I grew up just outside Birmingham, and balti practically runs through my veins. In my youth, a standard Saturday night with my parents and their friends would involve a trip to Azim’s on the Lozells Road and a heated dissection of the latest Aston Villa defeat.

We became regulars, and eventually the staff learned not to bother handing my mum a menu, as she would reliably order exactly the same thing on every visit: a keema and veg balti.

To stay faithful to the original, I’m using lamb mince for the keema. And the veg in question is a potato, 1/2 a cauliflower and some frozen peas (collectively <£1.50).

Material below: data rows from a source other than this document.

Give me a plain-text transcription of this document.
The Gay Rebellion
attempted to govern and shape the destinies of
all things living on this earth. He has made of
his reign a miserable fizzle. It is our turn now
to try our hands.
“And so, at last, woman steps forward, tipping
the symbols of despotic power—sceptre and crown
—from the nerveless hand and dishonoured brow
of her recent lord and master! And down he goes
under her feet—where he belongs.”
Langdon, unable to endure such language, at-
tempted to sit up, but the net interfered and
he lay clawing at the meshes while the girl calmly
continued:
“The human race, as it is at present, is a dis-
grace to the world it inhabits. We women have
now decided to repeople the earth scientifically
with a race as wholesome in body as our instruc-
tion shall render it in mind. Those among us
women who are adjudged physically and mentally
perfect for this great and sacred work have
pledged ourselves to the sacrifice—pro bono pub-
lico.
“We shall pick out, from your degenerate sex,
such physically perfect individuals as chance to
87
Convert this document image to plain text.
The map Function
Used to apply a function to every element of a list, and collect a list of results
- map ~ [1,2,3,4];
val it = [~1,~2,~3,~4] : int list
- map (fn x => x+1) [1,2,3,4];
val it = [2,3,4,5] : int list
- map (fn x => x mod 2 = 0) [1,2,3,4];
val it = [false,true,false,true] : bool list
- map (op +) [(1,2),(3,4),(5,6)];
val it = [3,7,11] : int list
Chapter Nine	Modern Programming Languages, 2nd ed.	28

My version is heavily-spiced but you can still recognise the flavour of lamb for what it is, and it’s as close to the legendary Azim’s balti as I’ve ever come across.

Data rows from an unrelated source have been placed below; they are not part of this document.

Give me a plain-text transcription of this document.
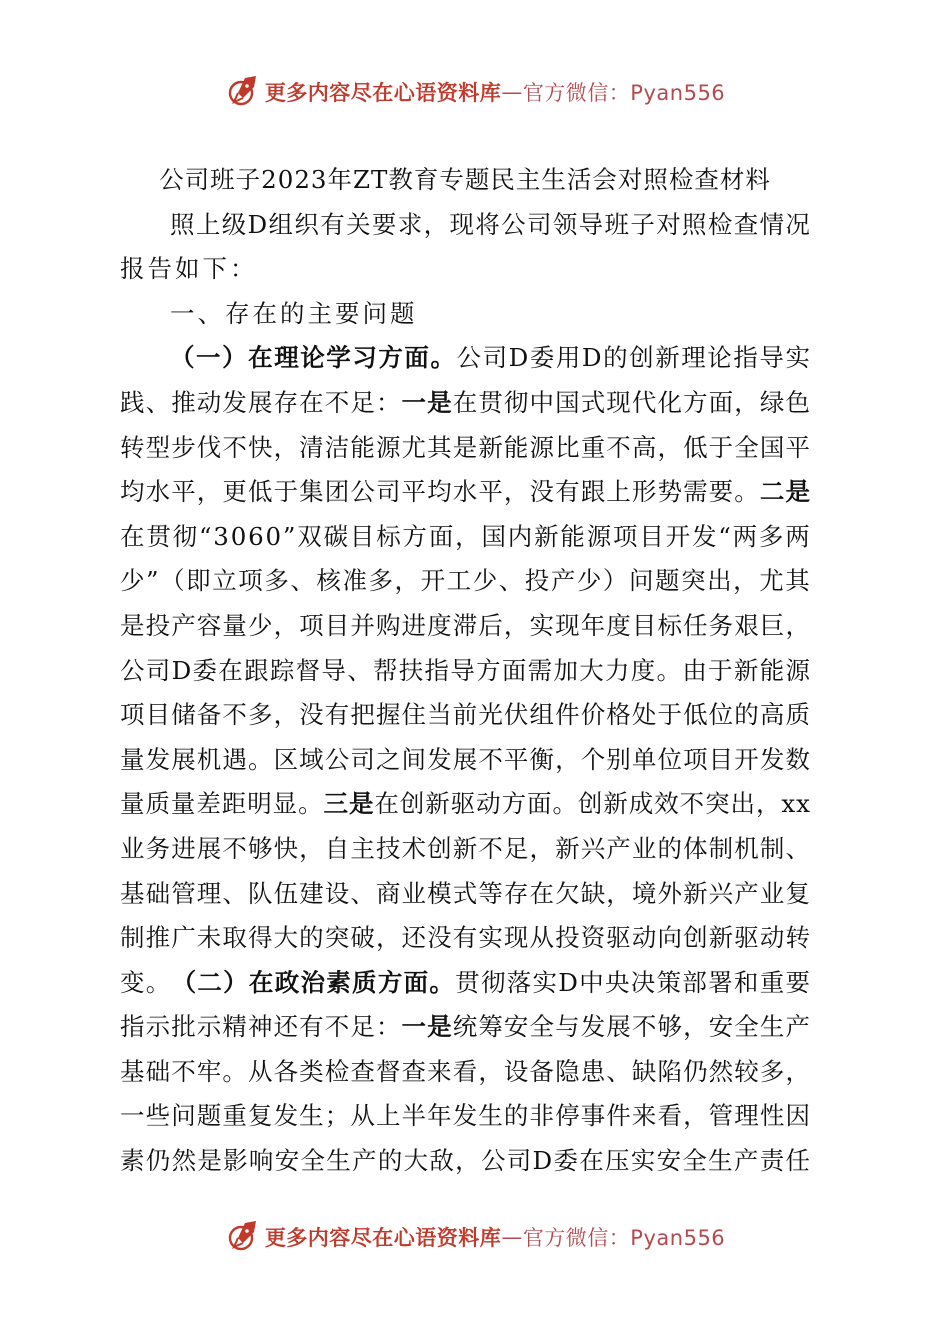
更多内容尽在心语资料库 — 官方微信：Pyan556
公司班子2023年ZT教育专题民主生活会对照检查材料
照 上 级 D 组 织 有 关 要 求 ， 现 将 公 司 领 导 班 子 对 照 检 查 情 况
报告如下：
一、存在的主要问题
（ 一 ） 在 理 论 学 习 方 面 。 公 司 D 委 用 D 的 创 新 理 论 指 导 实
践 、 推 动 发 展 存 在 不 足 ： 一 是 在 贯 彻 中 国 式 现 代 化 方 面 ， 绿 色
转 型 步 伐 不 快 ， 清 洁 能 源 尤 其 是 新 能 源 比 重 不 高 ， 低 于 全 国 平
均 水 平 ， 更 低 于 集 团 公 司 平 均 水 平 ， 没 有 跟 上 形 势 需 要 。 二 是
在 贯 彻 “ 3 0 6 0 ” 双 碳 目 标 方 面 ， 国 内 新 能 源 项 目 开 发 “ 两 多 两
少 ” （ 即 立 项 多 、 核 准 多 ， 开 工 少 、 投 产 少 ） 问 题 突 出 ， 尤 其
是 投 产 容 量 少 ， 项 目 并 购 进 度 滞 后 ， 实 现 年 度 目 标 任 务 艰 巨 ，
公 司 D 委 在 跟 踪 督 导 、 帮 扶 指 导 方 面 需 加 大 力 度 。 由 于 新 能 源
项 目 储 备 不 多 ， 没 有 把 握 住 当 前 光 伏 组 件 价 格 处 于 低 位 的 高 质
量 发 展 机 遇 。 区 域 公 司 之 间 发 展 不 平 衡 ， 个 别 单 位 项 目 开 发 数
量 质 量 差 距 明 显 。 三 是 在 创 新 驱 动 方 面 。 创 新 成 效 不 突 出 ， x x
业 务 进 展 不 够 快 ， 自 主 技 术 创 新 不 足 ， 新 兴 产 业 的 体 制 机 制 、
基 础 管 理 、 队 伍 建 设 、 商 业 模 式 等 存 在 欠 缺 ， 境 外 新 兴 产 业 复
制 推 广 未 取 得 大 的 突 破 ， 还 没 有 实 现 从 投 资 驱 动 向 创 新 驱 动 转
变 。 （ 二 ） 在 政 治 素 质 方 面 。 贯 彻 落 实 D 中 央 决 策 部 署 和 重 要
指 示 批 示 精 神 还 有 不 足 ： 一 是 统 筹 安 全 与 发 展 不 够 ， 安 全 生 产
基 础 不 牢 。 从 各 类 检 查 督 查 来 看 ， 设 备 隐 患 、 缺 陷 仍 然 较 多 ，
一 些 问 题 重 复 发 生 ； 从 上 半 年 发 生 的 非 停 事 件 来 看 ， 管 理 性 因
素 仍 然 是 影 响 安 全 生 产 的 大 敌 ， 公 司 D 委 在 压 实 安 全 生 产 责 任
更多内容尽在心语资料库 — 官方微信：Pyan556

Aside from the veg, only the mince (£3.39) was really an expense – everything else is stuff I regularly have in.

Serves: 4

Prep time: 5 minutes

Cook time: 45 minutes


  • 1tbsp ghee (clarified butter)
  • 500g minced lamb
  • 1 large white onion, finely diced
  • 1tbsp garlic paste
  • 1tbsp ginger paste
  • 2 finger chillis, finely chopped
  • 1tbsp garam masala
  • 1tbsp ground coriander
  • 1tsp ground cumin
  • 1tsp turmeric
  • 1tsp hot chilli powder
  • 1.5tsp table salt
  • 1tbsp tomato puree, diluted with water
  • 1 large potato, skinned and cubed
  • 1/2 a cauliflower, cut into small florets
  • 1/2 mug of frozen peas


  1. Melt the ghee over a medium heat in a wide frying pan, then add the onions and fry until translucent.
  2. Add the garlic and ginger pastes, and the chillis. Reduce the heat to prevent burning, and cook for a couple of minutes.
  3. Add the spices and salt, and cook briefly to release the aromas. Tip in the lamb mince and gently brown for a few minutes.
  4. Once the pan is becoming dry, add the tomato puree, potato and cauliflower, then add a decent splash of water to prevent anything sticking. Cover to create steam and reduce the heat, stirring occasionally.
  5. Use a sharp knife to check the potatoes are cooked, and simply throw in the peas for the last 5 minutes.

Serve with your preferred combination of rice, naan and chapatis. (Azim’s tradition calls for a garlic naan and chips, but you do you.)